Она так глубоко задумалась, что не заметила подошедшего к ее машине Антона Сташиса, высоченного красивого парня, которому, по ее прикидкам, еще не исполнилось тридцати лет.
Машинально она взглянула на часы и с удивлением обнаружила, что Антон появился ровно без десяти десять, как они и договаривались. А ей показалось, что она давно сидит в машине и времени уже гораздо больше, и Настя собиралась устроить молодому сотруднику выволочку за опоздание.

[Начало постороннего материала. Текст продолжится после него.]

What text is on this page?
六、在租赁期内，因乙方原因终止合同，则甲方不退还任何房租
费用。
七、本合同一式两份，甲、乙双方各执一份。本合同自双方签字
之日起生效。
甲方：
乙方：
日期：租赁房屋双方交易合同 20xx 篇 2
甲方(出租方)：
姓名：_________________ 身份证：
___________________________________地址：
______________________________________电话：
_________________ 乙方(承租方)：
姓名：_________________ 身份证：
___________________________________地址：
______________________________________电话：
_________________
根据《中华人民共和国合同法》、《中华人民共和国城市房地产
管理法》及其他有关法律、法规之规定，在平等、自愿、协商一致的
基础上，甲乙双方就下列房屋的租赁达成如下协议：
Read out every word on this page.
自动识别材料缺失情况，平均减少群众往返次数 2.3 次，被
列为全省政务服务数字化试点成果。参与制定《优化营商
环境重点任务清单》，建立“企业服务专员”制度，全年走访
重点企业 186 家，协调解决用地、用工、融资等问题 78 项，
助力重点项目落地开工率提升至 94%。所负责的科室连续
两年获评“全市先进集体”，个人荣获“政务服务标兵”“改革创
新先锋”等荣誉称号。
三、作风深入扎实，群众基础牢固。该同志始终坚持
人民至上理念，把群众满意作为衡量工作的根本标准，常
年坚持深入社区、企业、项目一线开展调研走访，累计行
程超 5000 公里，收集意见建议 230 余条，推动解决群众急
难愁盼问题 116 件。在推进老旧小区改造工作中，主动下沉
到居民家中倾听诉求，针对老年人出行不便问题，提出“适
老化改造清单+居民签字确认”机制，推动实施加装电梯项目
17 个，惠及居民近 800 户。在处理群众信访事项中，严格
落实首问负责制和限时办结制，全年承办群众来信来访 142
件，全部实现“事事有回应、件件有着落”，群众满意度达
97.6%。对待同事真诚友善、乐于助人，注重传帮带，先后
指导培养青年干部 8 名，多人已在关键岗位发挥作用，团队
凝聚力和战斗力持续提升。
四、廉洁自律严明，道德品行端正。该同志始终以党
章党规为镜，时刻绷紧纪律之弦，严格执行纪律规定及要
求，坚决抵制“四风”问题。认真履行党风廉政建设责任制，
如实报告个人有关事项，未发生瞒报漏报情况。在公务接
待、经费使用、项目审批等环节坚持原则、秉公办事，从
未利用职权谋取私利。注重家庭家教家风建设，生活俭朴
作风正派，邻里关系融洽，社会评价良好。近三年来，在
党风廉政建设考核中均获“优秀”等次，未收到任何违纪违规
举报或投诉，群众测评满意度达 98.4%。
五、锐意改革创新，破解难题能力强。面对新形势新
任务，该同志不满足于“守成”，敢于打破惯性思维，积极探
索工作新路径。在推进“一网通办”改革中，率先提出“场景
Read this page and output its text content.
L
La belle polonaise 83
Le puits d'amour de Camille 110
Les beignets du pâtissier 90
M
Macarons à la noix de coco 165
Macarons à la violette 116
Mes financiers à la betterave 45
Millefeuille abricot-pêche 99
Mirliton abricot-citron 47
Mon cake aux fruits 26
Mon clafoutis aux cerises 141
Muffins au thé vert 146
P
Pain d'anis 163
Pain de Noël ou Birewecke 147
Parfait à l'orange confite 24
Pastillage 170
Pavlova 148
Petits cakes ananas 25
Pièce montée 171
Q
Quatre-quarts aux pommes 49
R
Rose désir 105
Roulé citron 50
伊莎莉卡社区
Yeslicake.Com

Но никакого опоздания не случилось.
— Центральные двери еще закрыты, пойдемте, я покажу вам, где служебный вход, — сказал Антон, подавая ей руку, чтобы помочь выйти из машины.
Насте с трудом удалось скрыть удивление. С каких это пор оперативники подают дамам руку? Или теперь их этому специально обучают? В ее времена молодые опера больше напоминали веселых парней из соседнего двора, а не рафинированных джентльменов. И одет этот Сташис странно! Настя еще накануне, когда они встречались на Петровке, отметила его костюм с сорочкой и галстуком. Вот уж совершенно нетипично для сотрудника уголовного розыска, никто на ее памяти так не одевался, кроме руководства отдела, да и то в тех случаях, когда на них не было милицейской формы. А так в основном рабочий вид сыщика — джинсы, свитер, куртка. И удобно, и немарко, и прилично, и движений не стесняет в случае чего, хоть в ресторан иди, хоть по подвалам и чердакам лазай.
Они обогнули здание театра и подошли к двери служебного входа. Вахтерша молча кивнула Антону, видно, она его уже встречала. Настя, по давней привычке все считать, мгновенно прикинула: ну да, если вахтеры работают по графику «сутки через трое», то в прошлый раз смена этой женщины приходилась как раз на понедельник, 8 ноября, когда к делу о покушении на Богомолова подключили работников с Петровки. А вот охранник в униформе с эмблемой частного охранного предприятия явно другой, Антона прежде не видел и кинулся было строго спрашивать, кто они и зачем пришли, однако вахтерша что-то тихонько сказала ему, и охранник отступил.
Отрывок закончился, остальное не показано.